PYM is steeped in prioritizing mental health as an everyday solution, and in the belief that everyone can be the best version of themselves by establishing daily rituals that support their mind and overall wellbeing.
“What we don’t talk about often enough is daily mental health support. Mental health is a spectrum. It just so happens to be classified in many situations as a crisis situation,” Williams says. “If we take it upon ourselves as a society to think about what we can do for ourselves every day—it can be 10 minutes long, it doesn’t have to be some comprehensive ritual—we can start prioritizing the spectrum of needs that comes from having a bad day to having anxiety attacks to feeling depressed to having a chronic condition.”
The company’s first product, the Mood Chew, contains L-theanine, an amino acid found in some teas that helps support people’s Gamma-aminobutyric acid (GABA) environment and is an ingredient Williams found transformational in balancing his own hormones. New products are on the way, including an “all in one neurotransmitter nutrition product which is launching early next year. And we’re looking at the technology component. How can people track their mental hygiene through tools and better improve it,” Williams says.
“Where we’re going is creating a mental hygiene system, focused on comprehensive neurotransmitter support and balance but also looking at what else is going on in your life and figuring out how you can best support yourself. It’s not just about supplements. It’s about looking at the entire scope of someone’s life and how they’re taking care of themselves. Meditation, mindfulness, breath work, community support and self-involvement.”
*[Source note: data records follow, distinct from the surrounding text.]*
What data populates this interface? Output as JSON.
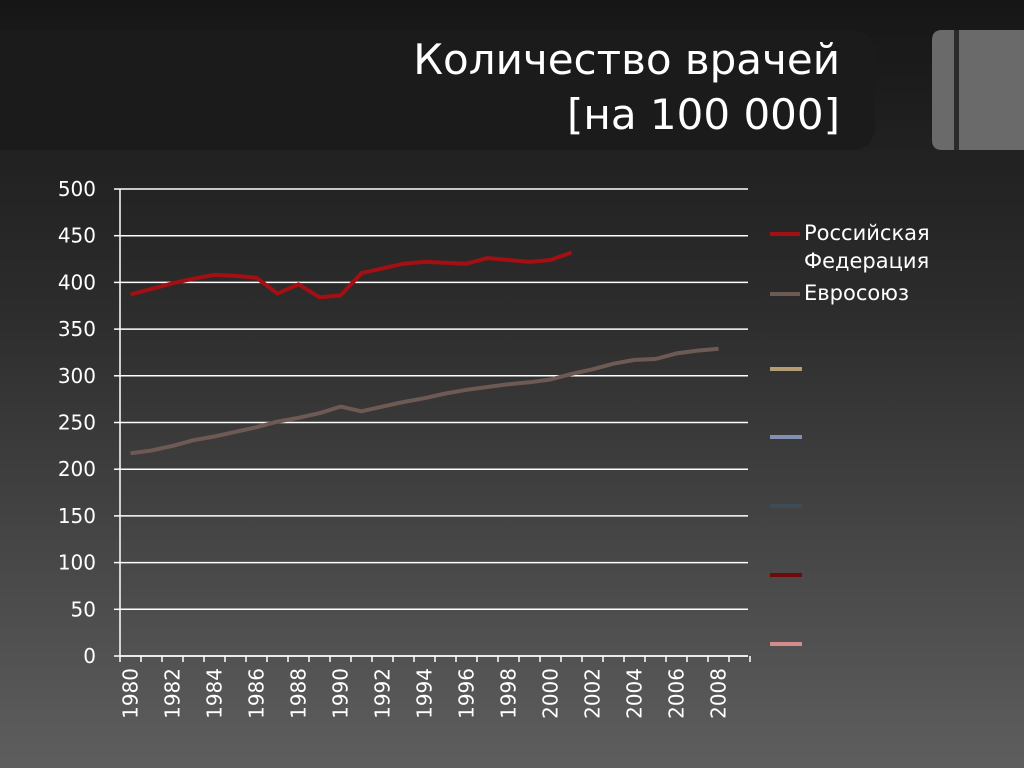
{
  "chart_data": {
    "type": "line",
    "title": "Количество врачей",
    "subtitle": "[на 100 000]",
    "categories": [
      "1980",
      null,
      "1982",
      null,
      "1984",
      null,
      "1986",
      null,
      "1988",
      null,
      "1990",
      null,
      "1992",
      null,
      "1994",
      null,
      "1996",
      null,
      "1998",
      null,
      "2000",
      null,
      "2002",
      null,
      "2004",
      null,
      "2006",
      null,
      "2008",
      null
    ],
    "series": [
      {
        "name": "Российская Федерация",
        "color": "#a30f12",
        "values": [
          387,
          393,
          399,
          404,
          408,
          407,
          405,
          388,
          398,
          384,
          386,
          410,
          415,
          420,
          422,
          421,
          420,
          426,
          424,
          422,
          424,
          432,
          null,
          null,
          null,
          null,
          null,
          null,
          null,
          null
        ]
      },
      {
        "name": "Евросоюз",
        "color": "#6e5a55",
        "values": [
          217,
          220,
          225,
          231,
          235,
          240,
          245,
          251,
          255,
          260,
          267,
          262,
          267,
          272,
          276,
          281,
          285,
          288,
          291,
          293,
          296,
          302,
          307,
          313,
          317,
          318,
          324,
          327,
          329,
          null
        ]
      }
    ],
    "ylim": [
      0,
      500
    ],
    "yticks": [
      0,
      50,
      100,
      150,
      200,
      250,
      300,
      350,
      400,
      450,
      500
    ],
    "grid": true,
    "legend": "right"
  }
}
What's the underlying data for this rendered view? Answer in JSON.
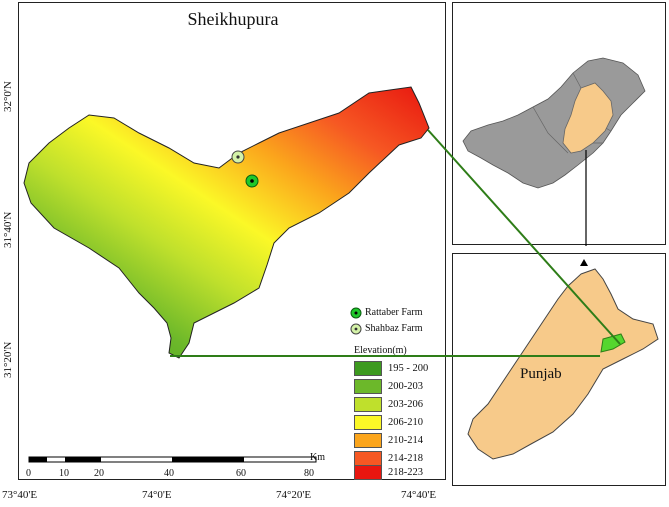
{
  "map": {
    "title": "Sheikhupura",
    "lat_labels": [
      "32°0'N",
      "31°40'N",
      "31°20'N"
    ],
    "lon_labels": [
      "73°40'E",
      "74°0'E",
      "74°20'E",
      "74°40'E"
    ]
  },
  "farms": [
    {
      "name": "Rattaber Farm",
      "marker_color": "#1ec82a"
    },
    {
      "name": "Shahbaz Farm",
      "marker_color": "#d4f2a8"
    }
  ],
  "legend": {
    "title": "Elevation(m)",
    "classes": [
      {
        "range": "195 - 200",
        "color": "#3d9a1f"
      },
      {
        "range": "200-203",
        "color": "#6cb82a"
      },
      {
        "range": "203-206",
        "color": "#bfe02c"
      },
      {
        "range": "206-210",
        "color": "#fbf827"
      },
      {
        "range": "210-214",
        "color": "#fba51c"
      },
      {
        "range": "214-218",
        "color": "#f65823"
      },
      {
        "range": "218-223",
        "color": "#e8160f"
      }
    ]
  },
  "scale_bar": {
    "ticks": [
      "0",
      "10",
      "20",
      "40",
      "60",
      "80"
    ],
    "unit": "Km"
  },
  "inset": {
    "region_label": "Punjab",
    "country_color": "#9a9a9a",
    "province_color": "#f7ca8a",
    "district_color": "#55d62e",
    "connector_color": "#2e7d18"
  }
}
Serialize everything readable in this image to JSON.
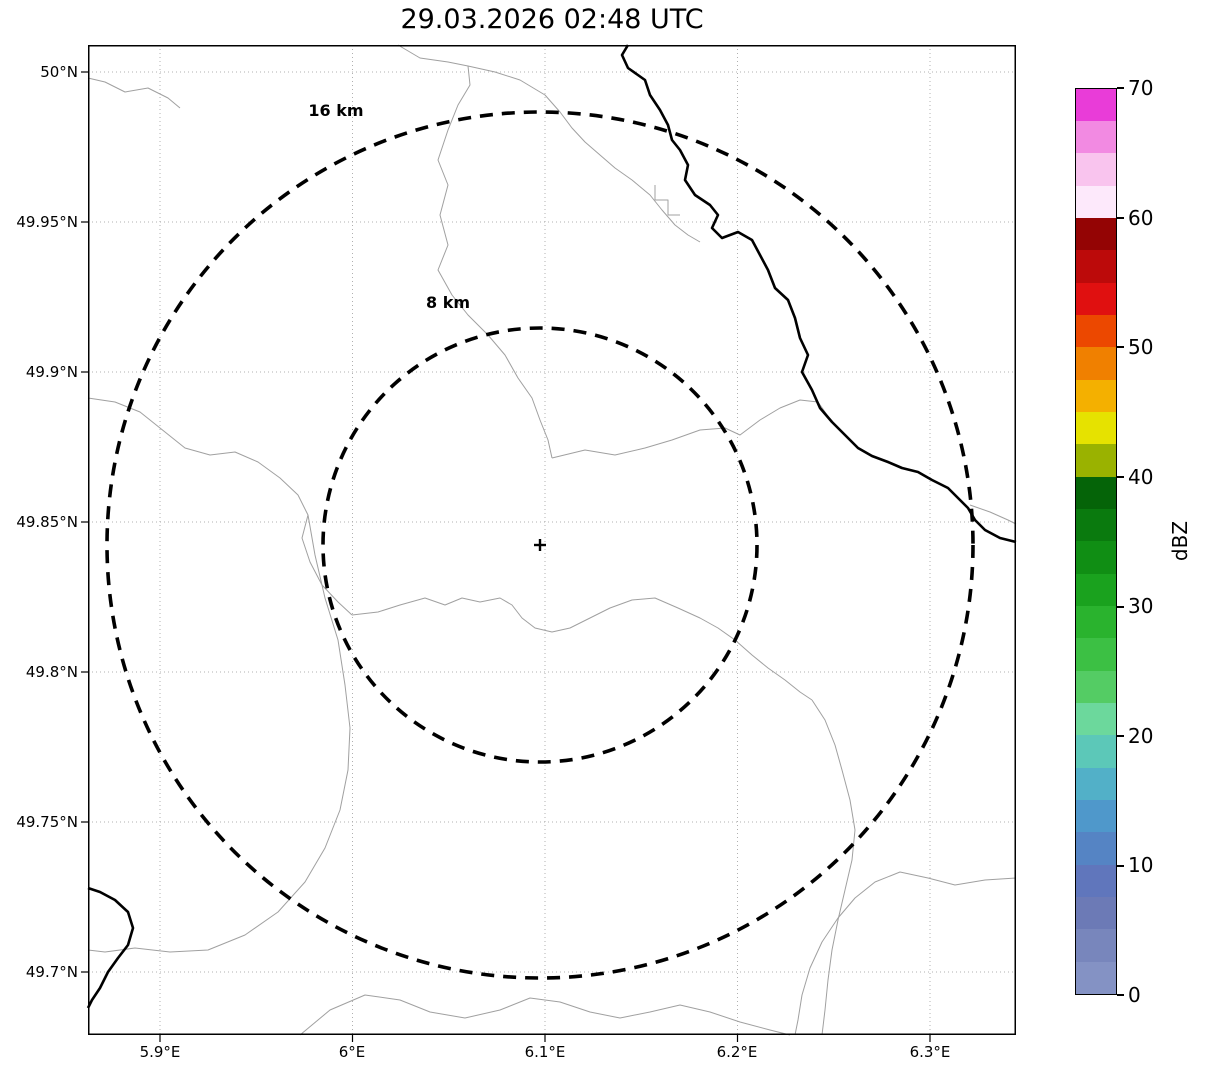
{
  "title": "29.03.2026 02:48 UTC",
  "map": {
    "x_tick_labels": [
      "5.9°E",
      "6°E",
      "6.1°E",
      "6.2°E",
      "6.3°E"
    ],
    "y_tick_labels": [
      "50°N",
      "49.95°N",
      "49.9°N",
      "49.85°N",
      "49.8°N",
      "49.75°N",
      "49.7°N"
    ],
    "rings": [
      {
        "label": "16 km",
        "radius_km": 16
      },
      {
        "label": "8 km",
        "radius_km": 8
      }
    ],
    "center_marker": "+"
  },
  "colorbar": {
    "axis_label": "dBZ",
    "tick_labels": [
      "70",
      "60",
      "50",
      "40",
      "30",
      "20",
      "10",
      "0"
    ],
    "min": 0,
    "max": 70,
    "colors_bottom_to_top": [
      "#8492c4",
      "#7886bc",
      "#6c7ab6",
      "#6076bc",
      "#5584c4",
      "#4f98cb",
      "#52b0c8",
      "#5cc8b8",
      "#6cd89c",
      "#54cc64",
      "#3cc044",
      "#2ab32e",
      "#1aa21e",
      "#108e14",
      "#0a7a0e",
      "#056408",
      "#9ab200",
      "#e6e200",
      "#f4b000",
      "#f08000",
      "#ec4800",
      "#e01010",
      "#bc0a0a",
      "#940404",
      "#fde9fb",
      "#f9c4ee",
      "#f28ae2",
      "#e93cd8"
    ]
  },
  "chart_data": {
    "type": "map",
    "title": "29.03.2026 02:48 UTC",
    "x_axis_ticks": [
      "5.9°E",
      "6°E",
      "6.1°E",
      "6.2°E",
      "6.3°E"
    ],
    "y_axis_ticks": [
      "50°N",
      "49.95°N",
      "49.9°N",
      "49.85°N",
      "49.8°N",
      "49.75°N",
      "49.7°N"
    ],
    "colorbar": {
      "label": "dBZ",
      "range": [
        0,
        70
      ],
      "tick_step": 10
    },
    "range_rings_km": [
      8,
      16
    ],
    "grid": "dotted"
  }
}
Williams’ own mental health hygiene regimen includes nutrition, fitness, meditation and spending time in nature. “But the thing that’s been the most profound for me is a mindfulness exercises and it involves a daily gratitude ritual,” he says. “When I get frustrated and blinded by things like resentment, it takes me off track and the ritual of having that daily gratitude exercise has been profoundly transformational.”
And he’s learning to embrace self-love. “I started realizing over time, and it was hard for me to articulate initially, is that it’s not selfish to love yourself and prioritize your needs. It actually enables you to better be of service, to show up for others. We need to take opportunities to love ourselves more.”